Neonatal herpes simplex encephalitis

Last revised by Assoc Prof Craig Hacking on 11 Mar 2018

Neonatal herpes simplex encephalitis is caused by vertical transmission of infection during passage from birth canal with diffuse cerebral involvement within the first month after birth; in contrast to adult herpes simplex encephalitis, it is commonly related to HSV-2. 

The incidence of neonatal HSV infection at all is usually low and it varies by country. About 80% of cases are due to HSV-2. 

There are three types of clinical manifestations related to this infection 2:

  • skin lesions without any visceral or central nervous system (CNS) involvement, also known as skin, eye and mouth disease
  • CNS disease (with or without skin lesions, but without involvement of visceral organs); usually this presentation has non-specific signs including decreased level of consciousness, seizures, lethargy and fever
  • disseminated form characterized as a sepsis with multi-organ failure 

Newborn babies are initially asymptomatic for one or two weeks.

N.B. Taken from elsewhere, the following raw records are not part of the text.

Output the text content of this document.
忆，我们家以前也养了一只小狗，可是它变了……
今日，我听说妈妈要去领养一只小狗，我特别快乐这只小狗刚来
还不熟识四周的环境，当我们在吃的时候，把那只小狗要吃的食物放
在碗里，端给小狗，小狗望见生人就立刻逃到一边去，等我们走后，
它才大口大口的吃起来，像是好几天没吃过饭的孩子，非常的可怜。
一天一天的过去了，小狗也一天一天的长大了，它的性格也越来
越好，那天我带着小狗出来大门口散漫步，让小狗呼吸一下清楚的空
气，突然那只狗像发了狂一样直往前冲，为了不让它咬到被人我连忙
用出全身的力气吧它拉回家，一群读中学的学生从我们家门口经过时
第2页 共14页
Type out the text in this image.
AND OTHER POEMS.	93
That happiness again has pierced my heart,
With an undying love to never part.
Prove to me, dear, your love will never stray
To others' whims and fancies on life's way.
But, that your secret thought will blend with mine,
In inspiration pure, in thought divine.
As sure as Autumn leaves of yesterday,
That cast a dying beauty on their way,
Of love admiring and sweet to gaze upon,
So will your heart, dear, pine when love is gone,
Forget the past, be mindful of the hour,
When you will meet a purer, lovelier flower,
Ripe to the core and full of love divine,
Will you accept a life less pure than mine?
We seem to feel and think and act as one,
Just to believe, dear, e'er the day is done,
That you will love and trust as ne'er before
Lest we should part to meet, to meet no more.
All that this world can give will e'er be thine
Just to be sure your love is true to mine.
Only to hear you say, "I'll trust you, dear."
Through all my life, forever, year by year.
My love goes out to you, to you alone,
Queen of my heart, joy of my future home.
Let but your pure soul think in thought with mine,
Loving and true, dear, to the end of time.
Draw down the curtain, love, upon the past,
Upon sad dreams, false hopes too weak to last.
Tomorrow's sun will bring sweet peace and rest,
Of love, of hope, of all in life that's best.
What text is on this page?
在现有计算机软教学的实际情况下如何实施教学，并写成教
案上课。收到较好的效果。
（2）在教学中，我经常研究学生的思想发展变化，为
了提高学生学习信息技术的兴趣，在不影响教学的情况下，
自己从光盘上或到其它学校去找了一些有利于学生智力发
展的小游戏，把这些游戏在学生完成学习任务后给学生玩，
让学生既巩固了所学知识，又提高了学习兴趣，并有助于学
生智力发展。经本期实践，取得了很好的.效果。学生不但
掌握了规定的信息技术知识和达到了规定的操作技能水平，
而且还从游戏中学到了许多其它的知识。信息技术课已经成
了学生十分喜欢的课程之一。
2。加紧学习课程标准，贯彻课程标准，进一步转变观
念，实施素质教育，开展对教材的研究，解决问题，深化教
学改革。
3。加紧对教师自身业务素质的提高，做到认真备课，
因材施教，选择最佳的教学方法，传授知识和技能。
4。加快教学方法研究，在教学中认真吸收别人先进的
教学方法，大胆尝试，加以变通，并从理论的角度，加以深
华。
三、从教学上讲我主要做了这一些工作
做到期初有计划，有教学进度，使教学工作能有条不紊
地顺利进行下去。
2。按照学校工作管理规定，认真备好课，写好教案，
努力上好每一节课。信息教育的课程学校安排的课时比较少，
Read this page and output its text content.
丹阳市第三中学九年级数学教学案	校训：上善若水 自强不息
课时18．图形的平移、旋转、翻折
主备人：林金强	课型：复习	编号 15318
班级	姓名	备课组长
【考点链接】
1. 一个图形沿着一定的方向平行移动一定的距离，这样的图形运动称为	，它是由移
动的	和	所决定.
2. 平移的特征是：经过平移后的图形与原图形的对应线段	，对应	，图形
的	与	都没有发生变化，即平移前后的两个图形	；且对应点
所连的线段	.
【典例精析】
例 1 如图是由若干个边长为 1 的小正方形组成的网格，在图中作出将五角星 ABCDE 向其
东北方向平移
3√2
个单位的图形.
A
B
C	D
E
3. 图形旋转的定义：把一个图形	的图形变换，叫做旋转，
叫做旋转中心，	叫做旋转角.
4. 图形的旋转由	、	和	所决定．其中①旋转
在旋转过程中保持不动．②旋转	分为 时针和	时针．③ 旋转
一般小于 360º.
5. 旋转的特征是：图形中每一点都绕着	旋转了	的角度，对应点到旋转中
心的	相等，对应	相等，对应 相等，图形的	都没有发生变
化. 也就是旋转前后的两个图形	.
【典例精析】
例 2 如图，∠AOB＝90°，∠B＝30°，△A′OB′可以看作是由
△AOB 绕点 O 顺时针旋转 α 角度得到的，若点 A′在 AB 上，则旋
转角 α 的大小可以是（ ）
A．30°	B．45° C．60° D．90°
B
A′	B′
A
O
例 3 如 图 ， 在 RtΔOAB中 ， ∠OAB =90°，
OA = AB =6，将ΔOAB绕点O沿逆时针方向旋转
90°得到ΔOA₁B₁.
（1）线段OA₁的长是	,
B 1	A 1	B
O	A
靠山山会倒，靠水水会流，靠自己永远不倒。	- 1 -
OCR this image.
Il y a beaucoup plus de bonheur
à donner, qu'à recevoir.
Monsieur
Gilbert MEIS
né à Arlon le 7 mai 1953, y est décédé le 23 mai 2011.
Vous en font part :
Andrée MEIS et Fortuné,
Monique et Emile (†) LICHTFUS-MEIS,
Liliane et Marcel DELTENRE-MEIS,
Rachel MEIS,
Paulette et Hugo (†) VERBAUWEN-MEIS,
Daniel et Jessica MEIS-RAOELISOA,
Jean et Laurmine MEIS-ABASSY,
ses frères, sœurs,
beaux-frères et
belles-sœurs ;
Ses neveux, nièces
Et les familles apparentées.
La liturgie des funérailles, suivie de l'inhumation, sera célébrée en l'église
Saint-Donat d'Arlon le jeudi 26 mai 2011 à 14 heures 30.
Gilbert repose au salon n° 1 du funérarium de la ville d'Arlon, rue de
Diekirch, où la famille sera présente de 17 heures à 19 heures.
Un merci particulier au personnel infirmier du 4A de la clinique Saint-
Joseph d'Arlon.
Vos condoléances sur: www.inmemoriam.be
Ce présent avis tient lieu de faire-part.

The diagnosis is confirmed by detection of HSV DNA in the cerebrospinal fluid.

It is important to appreciate that the radiographic appearance of neonatal HSV encephalitis is different from its more common adult counterpart. Changes are typically diffuse which can be difficult to identify due to normal immature myelin (see normal myelination) and more commonly involving the cerebral cortex, the deep white matter, and thalamus 4. The medial temporal and inferior frontal lobes may be spared and hemorrhagic change is uncommon but can develop later and is best seen on gradient echo/susceptibility sequences 1.

As a sequel, areas of leukomalacia, diffuse multicystic encephalomalacia, and parenchymal punctate or gyral calcifications may be seen 3

  • may be negative in the early course of the disease
  • in advanced stages may present with extensive areas of parenchymal hypoattenuation, predominantly in the white matter, as a result of edema or necrosis 3
  • enhancement usually presents in a gyriform pattern

Affected areas, however, have a similar appearance regarding signal characteristics:

  • T1
    • may show general edema in the affected region
    • if complicated by subacute hemorrhage there may be areas of hyperintense signal
  • T2
    • hyperintensity of affected white matter and cortex, predominantly due to edema
    • as previously discussed, the incomplete white matter myelination in the neonate's brain and its high water content may mask subtle signal changes
    • restriction diffusion is demonstrated in approximately half of all patients, which tends to be diffuse and bilateral
    • restricted diffusion is common due to cytotoxic edema
    • restricted diffusion is less intense compared to infarction
    • beware of T2 shine through due to vasogenic edema
  • GE/SWI: may demonstrate blooming if hemorrhagic 
  • T1 C+ (Gd): enhancement usually presents in a gyriform pattern

Neonatal herpes simplex encephalitis is highly lethal (in about 50% of cases) and can cause permanent disability if left untreated 2

Treatment is with intravenous antivirals (acyclovir is usually the drug of choice).  

Sequelae are mostly seen in neurodevelopment, including deafness, vision loss, cerebral palsy, and seizure.